Recuperata ogni volta che un rappresentante di spicco del Pd viene indagato, la questione morale, trent’anni dopo Berlinguer, appare un consunto lavacro in cui un partito fuori controllo si monda dalle proprie colpe; ma le vere responsabilità morali di cui il Pd dovrebbe rispondere oggi sono altre, e sono politiche
“Noi pensiamo che il tipo di sviluppo economico e sociale capitalistico sia causa di gravi distorsioni, di immensi costi e disparità sociali, di enormi sprechi di ricchezza. Non vogliamo seguire i modelli di socialismo che si sono realizzati, rifiutiamo una rigida e centralizzata pianificazione dell’economia, pensiamo che il mercato possa mantenere una funzione essenziale, che l’iniziativa individuale sia insostituibile, che l’impresa privata abbia un suo spazio e conservi un suo ruolo importante. Ma siamo convinti che tutte queste realtà, dentro le forme capitalistiche – e soprattutto, oggi, sotto la cappa di piombo del sistema imperniato sulla Dc – non funzionano più, e che quindi si possa e si debba discutere in qual modo superare il capitalismo inteso come meccanismo, come sistema, giacché esso, oggi, sta creando masse crescenti di disoccupati, di emarginati, di sfruttati. Sta qui, a fondo, la causa non solo dell’attuale crisi economica, ma di fenomeni di barbarie, del diffondersi della droga, del rifiuto del lavoro, della sfiducia, della noia, della disperazione. È un delitto avere queste idee?”

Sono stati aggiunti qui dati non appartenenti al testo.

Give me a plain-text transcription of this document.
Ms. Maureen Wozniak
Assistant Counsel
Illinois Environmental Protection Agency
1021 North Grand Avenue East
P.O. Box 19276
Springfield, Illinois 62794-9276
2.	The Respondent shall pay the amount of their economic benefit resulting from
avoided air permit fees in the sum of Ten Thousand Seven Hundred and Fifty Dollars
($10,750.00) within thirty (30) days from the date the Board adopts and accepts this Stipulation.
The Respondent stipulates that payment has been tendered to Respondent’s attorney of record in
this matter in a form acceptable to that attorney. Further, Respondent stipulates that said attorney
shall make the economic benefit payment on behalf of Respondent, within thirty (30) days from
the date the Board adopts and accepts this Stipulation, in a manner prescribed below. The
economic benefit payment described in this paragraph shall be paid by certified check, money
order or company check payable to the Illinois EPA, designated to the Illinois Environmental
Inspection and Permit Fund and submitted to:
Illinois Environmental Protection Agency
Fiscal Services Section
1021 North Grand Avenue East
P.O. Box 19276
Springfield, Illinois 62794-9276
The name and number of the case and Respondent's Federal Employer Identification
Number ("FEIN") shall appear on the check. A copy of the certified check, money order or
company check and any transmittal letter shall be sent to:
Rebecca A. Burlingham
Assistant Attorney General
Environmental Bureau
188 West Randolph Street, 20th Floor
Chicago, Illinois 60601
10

Enrico Berlinguer – La Repubblica, 28 luglio 1981
Com’è vero che la storiografia rientra nel campo dell’arte della guerra. Lo si è visto con cristallina evidenza questa estate, di fronte all’ennesimo recupero dell’intervista di Berlinguer sulla questione morale. Succede sempre nei momenti di crisi; ancor di più nel bel mezzo di una crisi che coinvolge contemporaneamente economia e politica, allorquando i direttori di coscienza – ergo, gli opinionisti di palazzo – trovano più conveniente, per non dispiacere i loro datori di lavoro, sostituire a un’analisi seria delle responsabilità del sistema economico capitalistico sulla macelleria sociale in atto, un sano, per quanto indignato, dibattito sul crollo morale del sistema politico.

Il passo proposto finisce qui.